Lo que nunca pensé es que La Granja, fuente de recuerdos alegres en la memoria afectiva, se convertiría en el lugar de mi elección para pasear la tristeza
Paseamos; y nos fijamos en las cigüeñas. Mi abuela materna siempre recordaba el sonido emitido cuando picoteaban. Mi hermano y yo convivimos profundamente con ella, Aurea Juárez, durante sus últimos años. Su mente estaba anclada en La Granja de la “belle epoque”, cuando la tahona familiar vendía “pan de lujo” y “servía a todos los títulos”. Decía que sus hermanos “tenían a las hermanas así”, levantando el dedo índice de la mano derecha. Yo le decía, en broma que, el Real Sitio no valía tanto como ella decía. En realidad, esta localidad no me interesaba demasiado, más allá de varias visitas al archivo parroquial para reconstruir la genealogía familiar. Lo que nunca pensé es que La Granja, fuente de recuerdos alegres en la memoria afectiva, se convertiría en el lugar de mi elección para pasear la tristeza y la soledad compartida de un hijo con su madre.
Mi abuela nos hablaba del rayo que cayó a su lado siendo niña, así como del zorro amaestrado de su hermano Dámaso. Qué decir de lo gracioso que era su vecino, el niño Fidelito. También mentaba al loro de palacio, que recitaba “lorito real de España y de Portugal”. Mujer de gran frialdad, solo la vimos llorar al morir mi padre con apenas 48 años. Su hija se había quedado viuda tan tempranamente.
Resulta tan difícil llegar a nacer. La intrahistoria familiar y la gran historia se entrecruzan. Yo no estaría aquí sin el sueño de Felipe V. Algunos de nuestros antepasados se encuentran entre los pioneros que llegaron en el siglo XVIII a esta nueva población, fundada bajo el signo de la utopía. Mi hermano Ernesto, que se consideraba madrileño y madrileñista, se mostraba muy orgulloso de nuestras raíces en el Madrid de Cervantes. Un miembro de una familia de empleados del Palacio del Buen Retiro durante generaciones dio el salto para establecerse en La Granja, donde también llegaría desde la Corte un antepasado gallego correspondiente a otra rama.

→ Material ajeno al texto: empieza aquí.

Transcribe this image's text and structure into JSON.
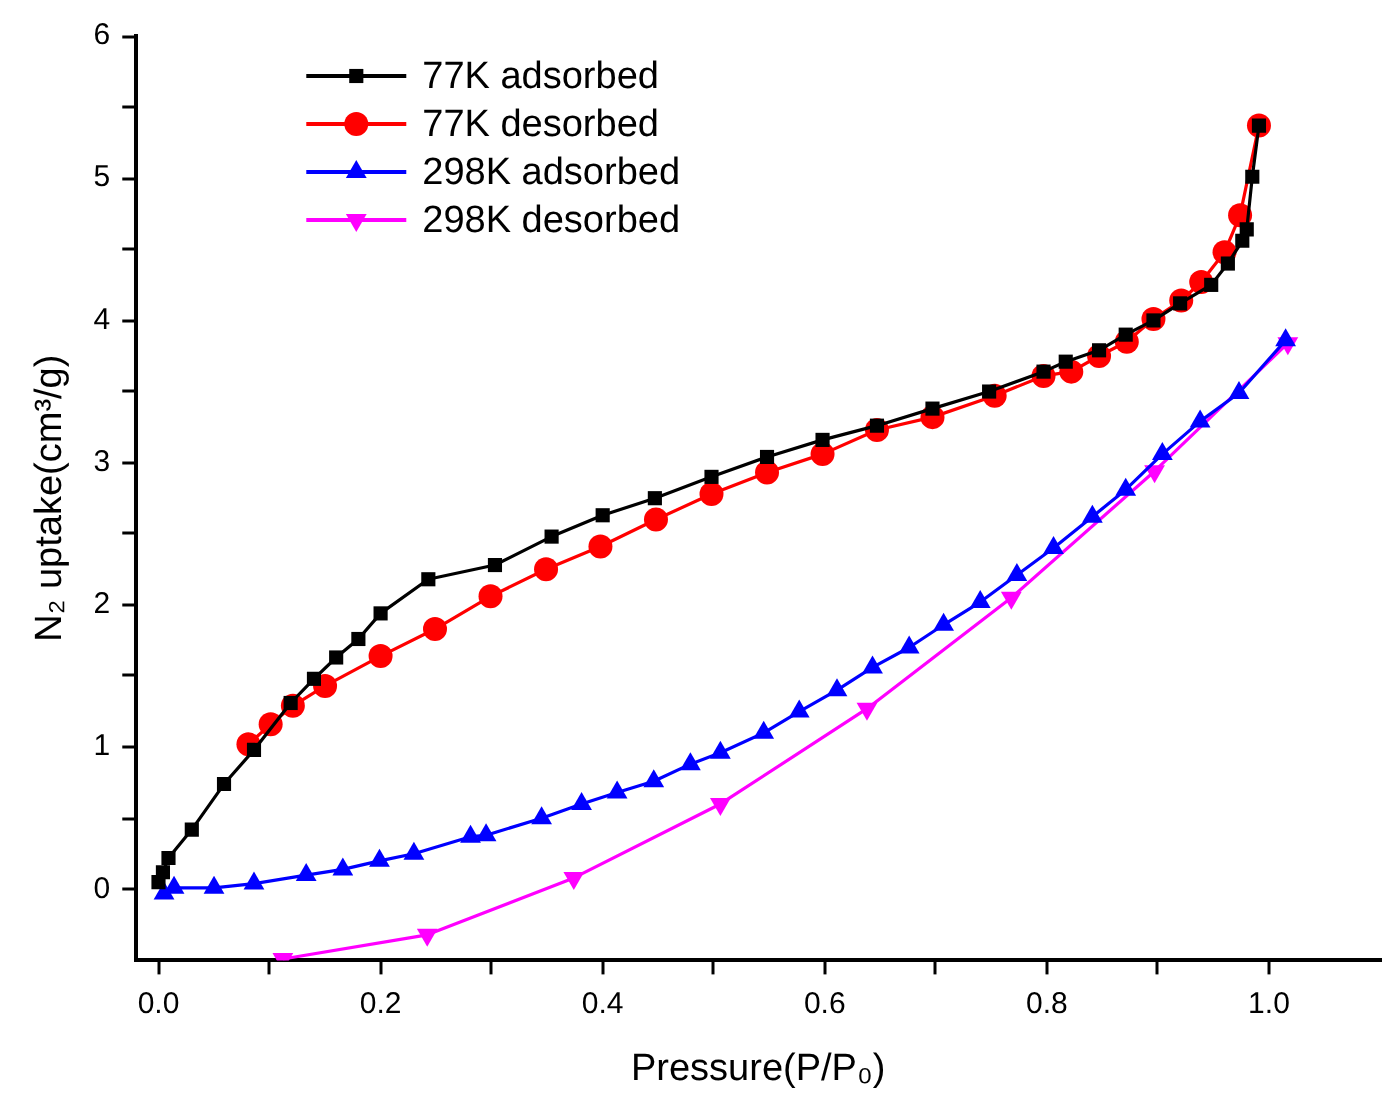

Me pongo triste cuando paso por delante del Dólar. Mi último cumpleaños celebrado con mi madre y mi hermano en un restaurante, el día cinco de diciembre de 2019. Me decanté por aquel establecimiento que habíamos frecuentado hace muchos años, para volver a probar su especialidad: el escalope.
Otro cinco de diciembre, muchos años antes, falleció en La Granja mi bisabuela, Agapita Hervás, una persona especial. Un antiguo empleado de la tahona familiar mantenía vívido el recuerdo de aquel día aciago. Según decía, las hijas de Agapita —entre ellas mi abuela— no le llegaban a su madre ni a la suela de los zapatos. Agapito Marazuela tocaba su guitarra para ella en la tahona, donde, según repetía mi abuela, nunca faltaba una francesilla (un tipo de pan) para los pobres. Además, Agapita cocinaba muy bien un plato: las patatas con bacalao. Me honra ser portador de su ADN mitocondrial, el marcador genético más reconocible.

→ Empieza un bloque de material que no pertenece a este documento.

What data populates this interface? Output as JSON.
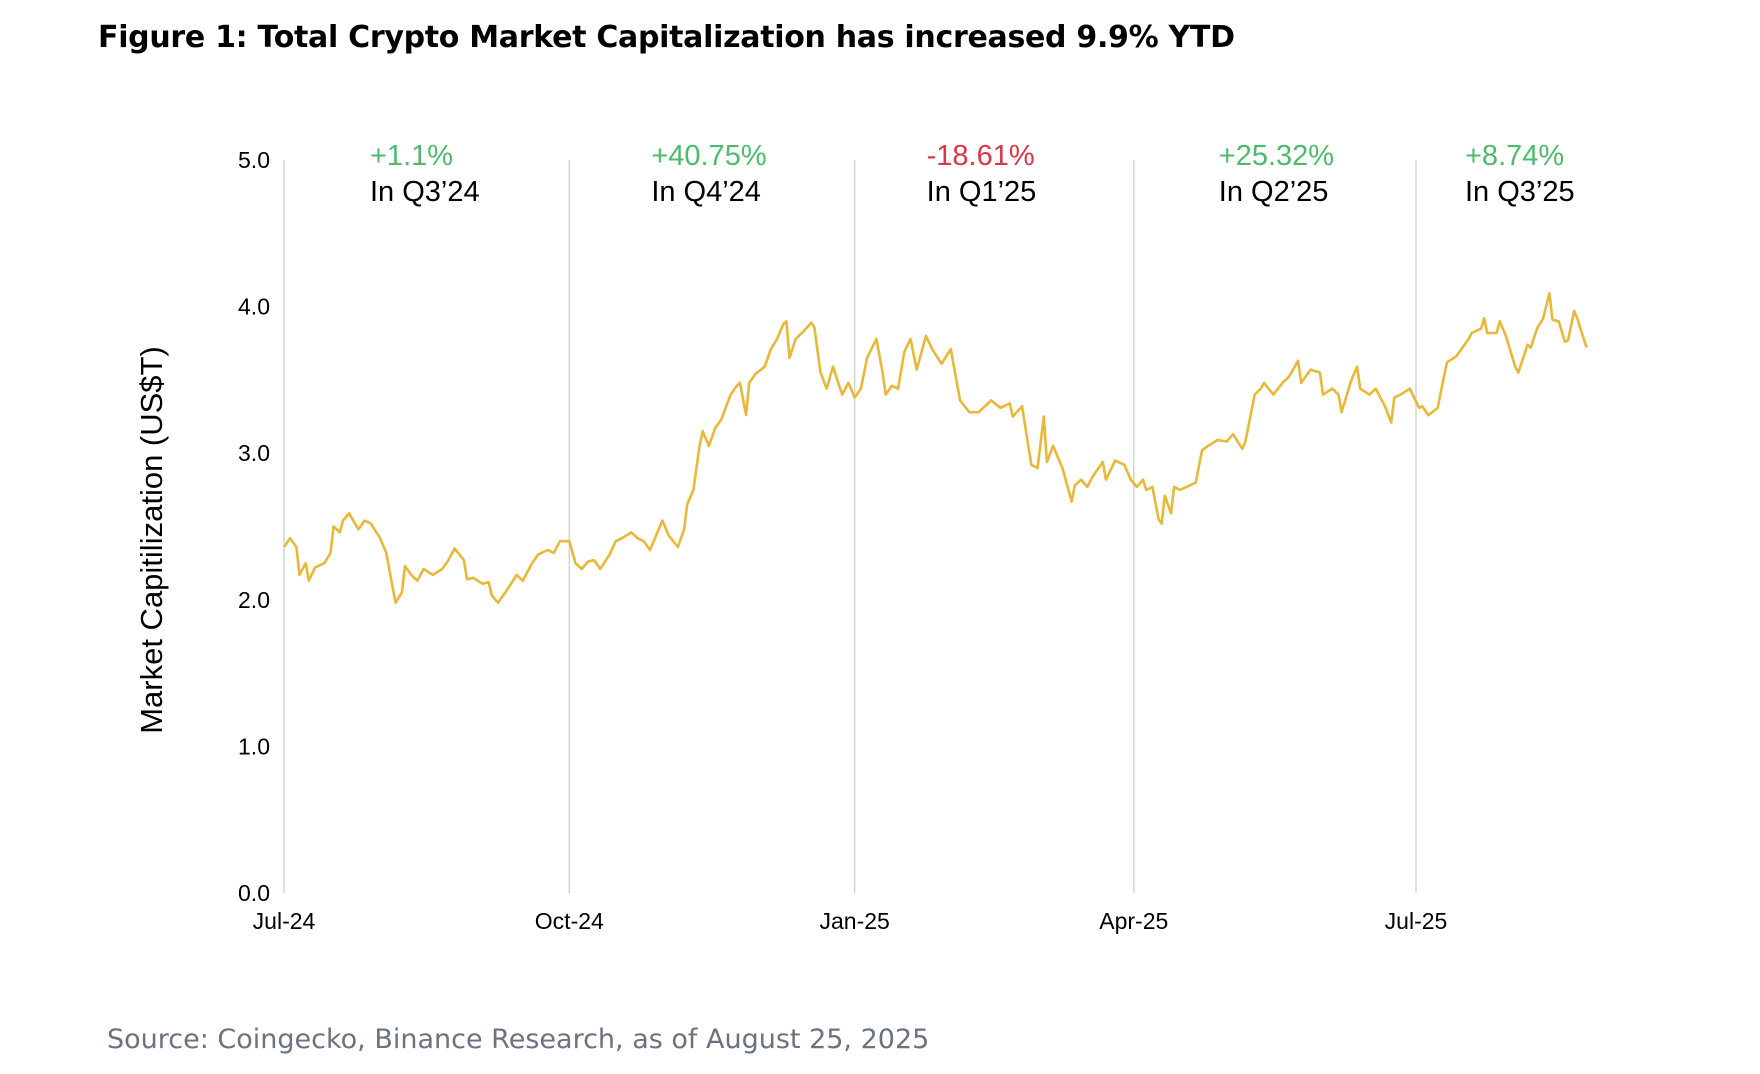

Cuando nos sentamos en la terraza y contemplo que la tercera silla de la mesa está vacía, me inunda la melancolía
Un día entramos a merendar en Los Mellizos, una confitería situada en la Plaza de los Dolores. Sirven chocolate con buena bollería. Y repetimos. Una nueva rutina había aparecido en nuestras vidas. Cuando nos sentamos en la terraza y contemplo que la tercera silla de la mesa está vacía, me inunda la melancolía.

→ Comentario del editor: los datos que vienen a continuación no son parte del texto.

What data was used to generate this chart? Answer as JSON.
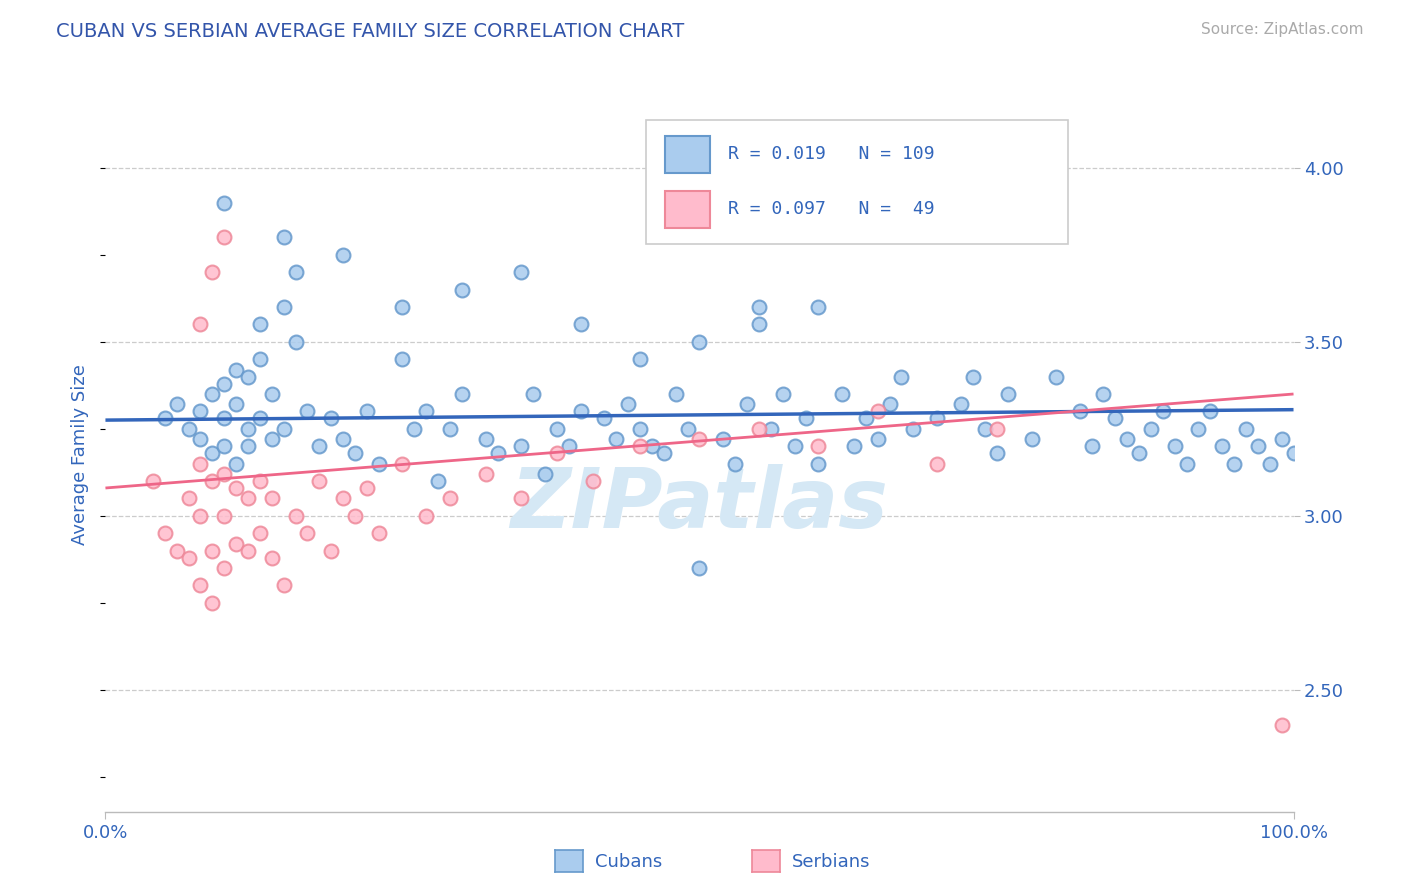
{
  "title": "CUBAN VS SERBIAN AVERAGE FAMILY SIZE CORRELATION CHART",
  "source_text": "Source: ZipAtlas.com",
  "ylabel": "Average Family Size",
  "yticks": [
    2.5,
    3.0,
    3.5,
    4.0
  ],
  "xlim": [
    0.0,
    1.0
  ],
  "ylim": [
    2.15,
    4.2
  ],
  "cubans_R": "0.019",
  "cubans_N": "109",
  "serbians_R": "0.097",
  "serbians_N": " 49",
  "blue_face": "#AACCEE",
  "blue_edge": "#6699CC",
  "pink_face": "#FFBBCC",
  "pink_edge": "#EE8899",
  "trend_blue": "#3366BB",
  "trend_pink": "#EE6688",
  "title_color": "#3355AA",
  "axis_tick_color": "#3366BB",
  "source_color": "#AAAAAA",
  "watermark_color": "#D5E8F5",
  "background_color": "#FFFFFF",
  "grid_color": "#CCCCCC",
  "legend_edge_color": "#CCCCCC",
  "cubans_x": [
    0.05,
    0.06,
    0.07,
    0.08,
    0.08,
    0.09,
    0.09,
    0.1,
    0.1,
    0.1,
    0.11,
    0.11,
    0.11,
    0.12,
    0.12,
    0.12,
    0.13,
    0.13,
    0.13,
    0.14,
    0.14,
    0.15,
    0.15,
    0.16,
    0.16,
    0.17,
    0.18,
    0.19,
    0.2,
    0.21,
    0.22,
    0.23,
    0.25,
    0.26,
    0.27,
    0.28,
    0.29,
    0.3,
    0.32,
    0.33,
    0.35,
    0.36,
    0.37,
    0.38,
    0.39,
    0.4,
    0.42,
    0.43,
    0.44,
    0.45,
    0.46,
    0.47,
    0.48,
    0.49,
    0.5,
    0.52,
    0.53,
    0.54,
    0.55,
    0.56,
    0.57,
    0.58,
    0.59,
    0.6,
    0.62,
    0.63,
    0.64,
    0.65,
    0.66,
    0.67,
    0.68,
    0.7,
    0.72,
    0.73,
    0.74,
    0.75,
    0.76,
    0.78,
    0.8,
    0.82,
    0.83,
    0.84,
    0.85,
    0.86,
    0.87,
    0.88,
    0.89,
    0.9,
    0.91,
    0.92,
    0.93,
    0.94,
    0.95,
    0.96,
    0.97,
    0.98,
    0.99,
    1.0,
    0.6,
    0.55,
    0.5,
    0.45,
    0.4,
    0.35,
    0.3,
    0.25,
    0.2,
    0.15,
    0.1
  ],
  "cubans_y": [
    3.28,
    3.32,
    3.25,
    3.3,
    3.22,
    3.18,
    3.35,
    3.2,
    3.28,
    3.38,
    3.15,
    3.32,
    3.42,
    3.2,
    3.25,
    3.4,
    3.55,
    3.28,
    3.45,
    3.22,
    3.35,
    3.6,
    3.25,
    3.7,
    3.5,
    3.3,
    3.2,
    3.28,
    3.22,
    3.18,
    3.3,
    3.15,
    3.45,
    3.25,
    3.3,
    3.1,
    3.25,
    3.35,
    3.22,
    3.18,
    3.2,
    3.35,
    3.12,
    3.25,
    3.2,
    3.3,
    3.28,
    3.22,
    3.32,
    3.25,
    3.2,
    3.18,
    3.35,
    3.25,
    2.85,
    3.22,
    3.15,
    3.32,
    3.6,
    3.25,
    3.35,
    3.2,
    3.28,
    3.15,
    3.35,
    3.2,
    3.28,
    3.22,
    3.32,
    3.4,
    3.25,
    3.28,
    3.32,
    3.4,
    3.25,
    3.18,
    3.35,
    3.22,
    3.4,
    3.3,
    3.2,
    3.35,
    3.28,
    3.22,
    3.18,
    3.25,
    3.3,
    3.2,
    3.15,
    3.25,
    3.3,
    3.2,
    3.15,
    3.25,
    3.2,
    3.15,
    3.22,
    3.18,
    3.6,
    3.55,
    3.5,
    3.45,
    3.55,
    3.7,
    3.65,
    3.6,
    3.75,
    3.8,
    3.9
  ],
  "serbians_x": [
    0.04,
    0.05,
    0.06,
    0.07,
    0.07,
    0.08,
    0.08,
    0.08,
    0.09,
    0.09,
    0.09,
    0.1,
    0.1,
    0.1,
    0.11,
    0.11,
    0.12,
    0.12,
    0.13,
    0.13,
    0.14,
    0.14,
    0.15,
    0.16,
    0.17,
    0.18,
    0.19,
    0.2,
    0.21,
    0.22,
    0.23,
    0.25,
    0.27,
    0.29,
    0.32,
    0.35,
    0.38,
    0.41,
    0.45,
    0.5,
    0.55,
    0.6,
    0.65,
    0.7,
    0.75,
    0.08,
    0.09,
    0.1,
    0.99
  ],
  "serbians_y": [
    3.1,
    2.95,
    2.9,
    2.88,
    3.05,
    2.8,
    3.0,
    3.15,
    2.75,
    2.9,
    3.1,
    2.85,
    3.0,
    3.12,
    2.92,
    3.08,
    2.9,
    3.05,
    2.95,
    3.1,
    2.88,
    3.05,
    2.8,
    3.0,
    2.95,
    3.1,
    2.9,
    3.05,
    3.0,
    3.08,
    2.95,
    3.15,
    3.0,
    3.05,
    3.12,
    3.05,
    3.18,
    3.1,
    3.2,
    3.22,
    3.25,
    3.2,
    3.3,
    3.15,
    3.25,
    3.55,
    3.7,
    3.8,
    2.4
  ],
  "cubans_trend": [
    3.275,
    3.305
  ],
  "serbians_trend": [
    3.08,
    3.35
  ],
  "marker_size": 100,
  "marker_linewidth": 1.5
}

Eva, natural de Torrevieja, regenta el establecimiento. Se trata de una de las mejores personas que he conocido desde que me estableciera en Segovia. Le comento que, sin mi hermano del alma y compañero de vida, anticipo el resto de mi vida como una travesía por el desierto. Eva me contesta que debo buscar oasis. Los Mellizos es el primer oasis.